Azan dzuhur berkumandang, Mega bangun terlebih dulu.

“Guys, bangun! Kita ke masjid, yuk!” ajaknya membangunkan kedua sahabatnya. Lila mengeliat.

“Emang udah magrib ya, Ga?” tanya Lila yang menguap.

“Heh, tutup tuh mulutnya kalau nguap!” omel Mega, dan Rara pun terbangun.

“Ih, berisik amat sih!”

“Dah, yuk kita ke masjid, kan adem di sana, ada AC-nya,” Mega berdiri diikuti Rara dan Lila. Ketiga gadis kecil yang masih duduk di kelas 5 sekolah dasar ini melangkah menuju masjid.

Di tempat wudu, Mega berkomentar, “Ra, lihat tuh, kok Lila berkumur-kumurnya lebih dari tiga kali ya?” Mega yang sedang mengamati Lila yang terlebih dulu berwudu, berkomentar.

“Eh, La, airnya jangan kamu minum!” tegur Rara membuat Lila tersedak.
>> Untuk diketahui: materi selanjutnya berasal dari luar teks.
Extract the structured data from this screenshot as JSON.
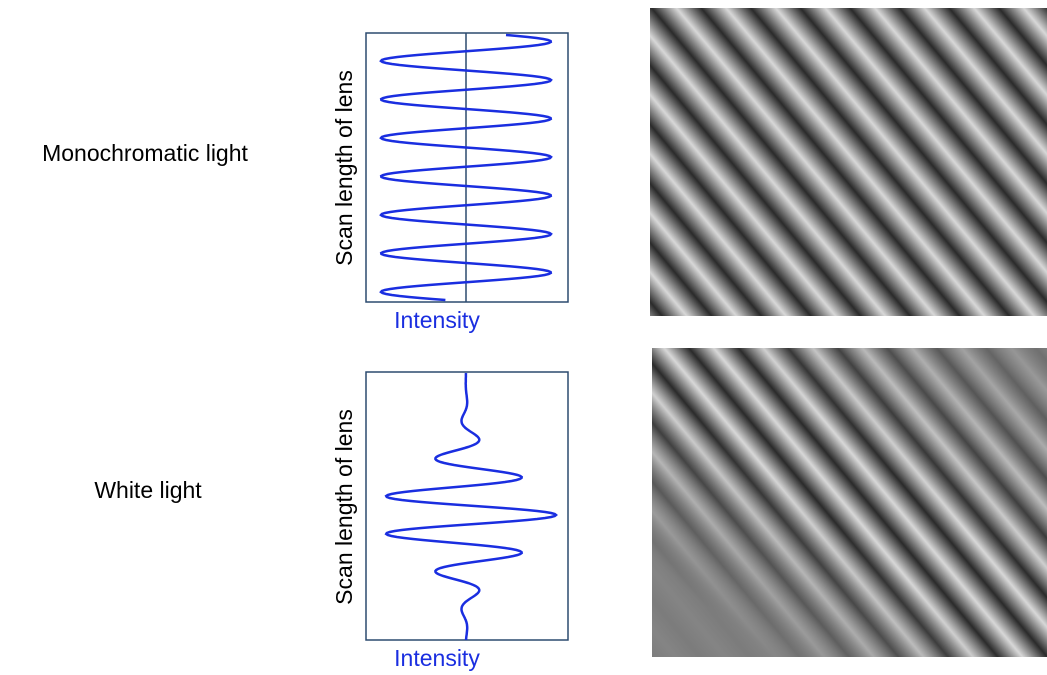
{
  "rows": [
    {
      "label": "Monochromatic light",
      "plot": {
        "y_label": "Scan length of lens",
        "x_label": "Intensity"
      }
    },
    {
      "label": "White light",
      "plot": {
        "y_label": "Scan length of lens",
        "x_label": "Intensity"
      }
    }
  ]
}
Sambil terbatuk, Lila mengomel.

“Ah, kamu, Ra, aku keselek nih!”

“Oh, berarti beneran ya, airnya kamu minum?” Rara menimpali.

“Siapa yang minum? Kan aku lagi puasa!” Lila tak terima dengan tuduhan Rara, memelototinya.

“Lah, kenapa sampai kamu keselek segala?” tuding Rara memberi bukti. Mega melerai kedua temannya.

“Udah, udah, enggak usah pada ngotot gitu, deh!” Lila kembali menyalakan kran air dan mulai mencuci tangannya.

“Rara duluan tuh yang menuduh aku minum air wudu!” Rara tak terima, dia menatap menyelediki gerakan Lila yang mulai berkumur.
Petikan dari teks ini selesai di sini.